Вот наконец настал вечер. Молодой государь вместе с родительницей своей пришел к невестам: взор его равнодушно переходил с одной на другую, но вдруг выражение его лица переменилось: он остановил свой взгляд на девушке, робко притаившейся поодаль от блистательных княжон. Повязка ее на сияла алмазами, простой темненький сарафан не украшали золотые нашивки, на прекрасной шее и руках не перевивались зерна крупного жемчуга, едва приметны были только несколько ниточек разноцветного бисера. Кто бы подумал, что на эту девушку, так скромно одетую, на эту девушку, по всему походившую на прислужницу какой-нибудь из знатных боярышень, можно было хоть однажды взглянуть в той комнате, где было шестьдесят пышных красавиц? Но молодой царь взглянул на нее и не захотел глядеть ни на кого более. Кроткое, милое лицо ее решило выбор, и сердце Михаила в ту же минуту назвало ее своею супругой.

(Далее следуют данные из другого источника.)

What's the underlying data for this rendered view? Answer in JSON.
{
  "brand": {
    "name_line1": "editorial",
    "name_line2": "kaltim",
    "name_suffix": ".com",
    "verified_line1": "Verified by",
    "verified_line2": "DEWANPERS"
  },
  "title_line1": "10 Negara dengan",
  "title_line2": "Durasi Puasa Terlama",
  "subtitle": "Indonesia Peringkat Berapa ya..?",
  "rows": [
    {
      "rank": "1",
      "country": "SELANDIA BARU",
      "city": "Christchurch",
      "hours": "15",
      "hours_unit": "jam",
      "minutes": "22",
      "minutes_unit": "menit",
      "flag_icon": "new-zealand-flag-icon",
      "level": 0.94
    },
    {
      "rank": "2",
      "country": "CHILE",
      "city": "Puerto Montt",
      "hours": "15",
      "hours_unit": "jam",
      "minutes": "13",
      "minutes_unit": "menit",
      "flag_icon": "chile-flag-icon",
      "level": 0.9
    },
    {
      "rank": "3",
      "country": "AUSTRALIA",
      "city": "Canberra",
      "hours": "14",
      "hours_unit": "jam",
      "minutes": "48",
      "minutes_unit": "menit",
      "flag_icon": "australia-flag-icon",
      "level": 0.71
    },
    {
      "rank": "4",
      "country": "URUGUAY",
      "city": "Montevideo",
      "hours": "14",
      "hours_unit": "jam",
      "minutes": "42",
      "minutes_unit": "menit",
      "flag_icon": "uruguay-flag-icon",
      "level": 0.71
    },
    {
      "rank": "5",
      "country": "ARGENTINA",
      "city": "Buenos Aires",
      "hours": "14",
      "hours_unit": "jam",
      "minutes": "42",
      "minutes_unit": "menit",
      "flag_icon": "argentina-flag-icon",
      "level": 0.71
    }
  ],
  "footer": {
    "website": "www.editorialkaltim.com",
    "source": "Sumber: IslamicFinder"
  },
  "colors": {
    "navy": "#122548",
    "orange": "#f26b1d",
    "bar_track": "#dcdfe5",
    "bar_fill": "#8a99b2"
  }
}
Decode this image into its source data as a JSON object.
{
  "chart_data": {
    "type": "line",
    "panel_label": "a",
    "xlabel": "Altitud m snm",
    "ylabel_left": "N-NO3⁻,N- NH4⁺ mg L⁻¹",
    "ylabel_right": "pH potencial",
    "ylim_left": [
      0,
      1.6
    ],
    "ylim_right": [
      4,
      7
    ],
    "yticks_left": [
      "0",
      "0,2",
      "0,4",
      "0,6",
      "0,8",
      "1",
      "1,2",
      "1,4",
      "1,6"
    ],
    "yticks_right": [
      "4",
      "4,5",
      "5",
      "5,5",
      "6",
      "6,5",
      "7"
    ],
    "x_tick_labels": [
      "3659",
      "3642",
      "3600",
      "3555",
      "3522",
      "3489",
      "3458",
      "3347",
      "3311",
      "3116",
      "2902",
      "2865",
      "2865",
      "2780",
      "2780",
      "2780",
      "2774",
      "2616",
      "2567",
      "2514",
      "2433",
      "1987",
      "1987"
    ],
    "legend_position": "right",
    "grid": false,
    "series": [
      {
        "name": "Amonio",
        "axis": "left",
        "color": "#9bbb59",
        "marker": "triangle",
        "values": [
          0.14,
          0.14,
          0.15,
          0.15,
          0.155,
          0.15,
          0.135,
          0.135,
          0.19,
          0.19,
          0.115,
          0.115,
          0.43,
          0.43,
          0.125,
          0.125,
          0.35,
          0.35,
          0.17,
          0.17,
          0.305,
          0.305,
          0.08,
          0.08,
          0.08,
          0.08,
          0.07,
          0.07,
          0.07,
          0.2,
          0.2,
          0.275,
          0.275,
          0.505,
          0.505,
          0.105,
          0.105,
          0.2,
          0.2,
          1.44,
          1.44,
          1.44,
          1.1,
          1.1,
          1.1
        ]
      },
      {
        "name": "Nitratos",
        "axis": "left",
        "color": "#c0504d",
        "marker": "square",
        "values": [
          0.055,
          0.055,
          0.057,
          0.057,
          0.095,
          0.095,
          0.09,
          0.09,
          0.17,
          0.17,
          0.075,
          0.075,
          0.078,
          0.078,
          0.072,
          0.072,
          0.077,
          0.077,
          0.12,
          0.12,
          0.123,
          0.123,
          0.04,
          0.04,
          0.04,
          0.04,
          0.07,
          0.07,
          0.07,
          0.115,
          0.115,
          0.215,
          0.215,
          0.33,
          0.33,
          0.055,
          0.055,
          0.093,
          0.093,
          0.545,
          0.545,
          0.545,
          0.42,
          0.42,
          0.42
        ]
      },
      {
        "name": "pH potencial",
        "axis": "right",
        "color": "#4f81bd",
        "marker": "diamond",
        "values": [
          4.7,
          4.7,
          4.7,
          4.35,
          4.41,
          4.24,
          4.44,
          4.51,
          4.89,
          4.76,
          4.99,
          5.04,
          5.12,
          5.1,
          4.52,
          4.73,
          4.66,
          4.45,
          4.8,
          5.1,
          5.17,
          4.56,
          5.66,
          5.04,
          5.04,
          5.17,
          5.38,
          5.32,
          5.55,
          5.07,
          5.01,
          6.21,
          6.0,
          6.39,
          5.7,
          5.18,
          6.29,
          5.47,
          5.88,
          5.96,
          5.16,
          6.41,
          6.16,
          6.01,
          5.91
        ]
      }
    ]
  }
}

Однако никто не узнал этого намерения, когда царь вышел из комнаты: он должен был прежде всего объявить его своей матери.
Как удивилась Марфа Иоанновна! Сначала она старалась переменить мысли сына, представляя, как огорчатся этим выбором знатнейшие бояре, отцы и родственники собравшихся невест, но потом, увидев твердую решимость его, согласилась.
Послали узнать имя счастливицы. Это была Евдокия Лукьяновна Стрешнева - дочь можайского дворянина.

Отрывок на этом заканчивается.